Insights: Alerts Obviousness Requires Articulation; Routine Optimization Insufficient Alone

Written by Yifan Mao, MSc
In Re Stepan Company , No. 2016-1811 (Fed. Cir. Aug. 25, 2017)

The Federal Circuit vacated a Patent Trial and Appeal Board’s obviousness decision for failing to adequately articulate its reasoning. The Stepan Company filed an application for herbicidal formulations containing glyphosate salt with a surfactant system, which provides better adherence to leaves and enhances penetration. This invention is based on a combination of surfactants that achieves a high cloud point (above 70°C) to allow for quicker formulation of glyphosate concentrates.

The Examiner cited one reference, Pallas, which taught glyphosate compositions containing surfactants having a cloud point of at least 50ºC. The Examiner found “it is routine optimization to select and adjust the surfactants to this range since Pallas teaches the surfactant component comprises any combination of surfactants.” The Board affirmed the Examiner’s decision and the Stepan Company appealed to the Federal Circuit.
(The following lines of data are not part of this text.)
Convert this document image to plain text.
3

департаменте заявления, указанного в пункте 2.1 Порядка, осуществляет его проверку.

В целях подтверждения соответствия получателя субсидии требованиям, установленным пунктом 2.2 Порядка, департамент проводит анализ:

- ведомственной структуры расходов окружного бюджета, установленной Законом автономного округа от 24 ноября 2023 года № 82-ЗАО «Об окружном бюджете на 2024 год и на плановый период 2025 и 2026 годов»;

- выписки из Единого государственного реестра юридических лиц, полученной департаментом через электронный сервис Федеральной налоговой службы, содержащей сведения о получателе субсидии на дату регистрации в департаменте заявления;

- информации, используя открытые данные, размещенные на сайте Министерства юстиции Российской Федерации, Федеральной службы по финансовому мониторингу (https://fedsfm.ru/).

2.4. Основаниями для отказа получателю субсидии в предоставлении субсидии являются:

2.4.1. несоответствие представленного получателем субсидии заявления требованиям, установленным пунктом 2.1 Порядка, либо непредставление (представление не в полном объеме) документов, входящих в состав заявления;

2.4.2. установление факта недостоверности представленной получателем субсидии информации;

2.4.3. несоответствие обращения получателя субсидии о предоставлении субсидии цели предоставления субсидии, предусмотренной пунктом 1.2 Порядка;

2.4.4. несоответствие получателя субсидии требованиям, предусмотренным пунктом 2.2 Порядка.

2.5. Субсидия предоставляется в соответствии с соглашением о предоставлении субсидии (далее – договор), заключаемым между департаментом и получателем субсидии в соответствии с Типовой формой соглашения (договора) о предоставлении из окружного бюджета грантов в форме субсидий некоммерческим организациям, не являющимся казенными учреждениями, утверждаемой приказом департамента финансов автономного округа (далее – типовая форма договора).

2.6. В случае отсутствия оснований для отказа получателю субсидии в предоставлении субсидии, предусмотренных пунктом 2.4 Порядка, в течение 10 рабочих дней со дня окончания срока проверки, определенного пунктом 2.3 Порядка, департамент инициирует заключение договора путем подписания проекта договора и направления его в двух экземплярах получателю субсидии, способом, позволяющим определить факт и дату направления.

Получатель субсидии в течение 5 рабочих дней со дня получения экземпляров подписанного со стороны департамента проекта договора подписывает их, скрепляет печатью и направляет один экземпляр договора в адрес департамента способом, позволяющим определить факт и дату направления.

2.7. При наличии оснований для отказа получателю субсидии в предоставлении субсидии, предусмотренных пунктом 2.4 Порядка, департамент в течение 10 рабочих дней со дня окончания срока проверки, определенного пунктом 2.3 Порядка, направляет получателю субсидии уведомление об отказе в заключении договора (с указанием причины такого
Articulate Reasoning for Obviousness

An obviousness determination requires finding both that a skilled artisan would have been motivated to combine the teachings of the prior art and that the skilled artisan would have had a reasonable expectation of success in doing so. Quoting In re Lee, the Board “must make findings of relevant facts, and present its reasoning in sufficient detail that the court may conduct meaningful review of the agency action.” In this case, the Board statement that a skilled artisan “would have arrived at the claimed invention through routine optimization falls short of this standard.” Similar to “intuitive” or “common sense” the Board must provide some rational underpinning explaining why a skilled artisan would have arrived at the claimed invention through routine optimization.

In addition to the lack of factual finding, the Federal Circuit found that the Board failed to provide explanation regarding a reasonable expectation of success to arrive at the claimed features. Citing Pfizer, Inc. v. Apotex Inc. (Fed. Cir. 2007) and Medichem, S.A. v. Rolabo (Fed. Cir. 2006), the Federal Circuit again emphasized that to “have a reasonable expectation of success, one must be motivated to do more than merely to vary all parameters or try each of numerous possible choices until one possibly arrived at a successful result.” The Board failed to do this.

Routine Optimization Not Applicant’s Burden

In vacating the Board’s decision that the claims would have been obvious, the Federal Circuit also found that the Board erroneously rejected relevant evidence of nonobviousness, and improperly shifted the burden of proving patentability to the applicant, Stepan Company. Consistent with In re Kahn, the Board cannot establish a prima facie case of obviousness because it failed to adequately articulate its reasoning. Thus, the burden does not shift to the applicant to show that achieving a cloud point above 70ºC would have been obvious to a person of ordinary skill in the art.

When faced with an obviousness rejection based on routine optimization, applicants may be better served in arguing the lack of an articulated obviousness rationale as opposed to showing a criticality of the claimed feature or trying to argue for a limitation exception to routine optimization.

Secondary Considerations

When arguing nonobviousness, applicants should consider presenting evidence that establish the nexus between the failure of prior art and the lack of claimed elements. This decision provides basis for applicants to argue that disregarding these evidence is a legal error.

Lengthy Appeal Process Continues

The result of this decision is a remand back to the Board for further proceedings. This application was filed in 2009 and after two office actions, a notice of appeal was filed in 2012. The Board acted four year later before the appeal to the Federal Circuit. Until the USPTO takes substantive action to address this backlog, applicants should be cautioned that seeking redress through appeal remains a lengthy procedure.